Os transtornos da linguagem são condições que afetam a capacidade de uma pessoa compreender, processar ou expressar a linguagem, seja falada, escrita ou gestual.
O texto aprovado é o substitutivo apresentado pela relatora, deputada Ana Pimentel (PT-MG), ao Projeto de Lei 6119/25, de autoria do deputado Amom Mandel (Republicanos-AM). A nova versão atualiza a nomenclatura do transtorno para adequá-la ao consenso científico internacional.
A relatora também modificou a denominação de “Política” para “Estratégia”, com a finalidade de integrar ações nas áreas de saúde e educação sem exigir a criação de novas estruturas administrativas permanentes.
Entre as metas previstas estão a realização de campanhas educativas em escolas e serviços de saúde, a capacitação de profissionais e o incentivo a pesquisas acadêmicas sobre o tema.
O projeto define ainda na terceira sexta-feira de outubro como o Dia Nacional de Conscientização sobre o Transtorno do Desenvolvimento da Linguagem.
Ações integradas
Ana Pimentel afirmou que os transtornos de linguagem comprometem a expressão e a compreensão, com reflexos no desempenho escolar e na qualidade de vida. “A iniciativa afirma o compromisso com medidas para ampliar o conhecimento da população e fortalecer ações integradas de saúde e educação”, disse.
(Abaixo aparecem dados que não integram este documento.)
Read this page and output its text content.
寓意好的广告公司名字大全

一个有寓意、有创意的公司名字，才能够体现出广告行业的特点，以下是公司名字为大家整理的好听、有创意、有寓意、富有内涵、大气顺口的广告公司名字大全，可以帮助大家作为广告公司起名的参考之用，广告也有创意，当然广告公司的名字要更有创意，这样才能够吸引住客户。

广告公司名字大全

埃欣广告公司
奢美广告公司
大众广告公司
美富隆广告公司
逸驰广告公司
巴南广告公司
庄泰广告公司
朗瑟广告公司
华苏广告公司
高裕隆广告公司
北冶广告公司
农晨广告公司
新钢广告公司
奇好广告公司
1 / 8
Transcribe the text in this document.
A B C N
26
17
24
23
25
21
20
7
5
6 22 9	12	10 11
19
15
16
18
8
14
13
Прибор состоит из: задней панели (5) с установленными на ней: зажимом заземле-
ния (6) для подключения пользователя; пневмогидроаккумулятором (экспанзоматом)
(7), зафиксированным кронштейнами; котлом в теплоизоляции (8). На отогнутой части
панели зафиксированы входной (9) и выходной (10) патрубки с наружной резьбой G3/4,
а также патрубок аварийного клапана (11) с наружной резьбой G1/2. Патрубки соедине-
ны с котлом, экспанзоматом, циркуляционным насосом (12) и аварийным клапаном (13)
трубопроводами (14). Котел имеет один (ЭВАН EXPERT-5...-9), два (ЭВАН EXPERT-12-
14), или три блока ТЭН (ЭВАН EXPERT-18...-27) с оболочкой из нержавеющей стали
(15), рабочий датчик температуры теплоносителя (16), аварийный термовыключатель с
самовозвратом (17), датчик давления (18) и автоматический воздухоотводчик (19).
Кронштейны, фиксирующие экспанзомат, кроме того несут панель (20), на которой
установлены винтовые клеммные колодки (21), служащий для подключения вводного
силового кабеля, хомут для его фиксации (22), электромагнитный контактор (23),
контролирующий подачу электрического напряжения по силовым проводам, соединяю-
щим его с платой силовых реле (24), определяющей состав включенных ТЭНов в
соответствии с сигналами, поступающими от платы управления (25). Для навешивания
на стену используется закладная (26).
O financiamento das ações ficará condicionado à disponibilidade de recursos dos estados e municípios e à celebração de acordos entre os entes federativos.
Próximas etapas
A proposta ainda será comprovada, em caráter conclusivo, pela Comissão de Constituição e Justiça e de Cidadania. Para se tornar lei, o texto precisa ser aprovado pela Câmara e pelo Senado.
Antes de a lei entrar em vigor, está previsto um prazo de 180 dias para que os órgãos competentes se preparem para implementar as medidas.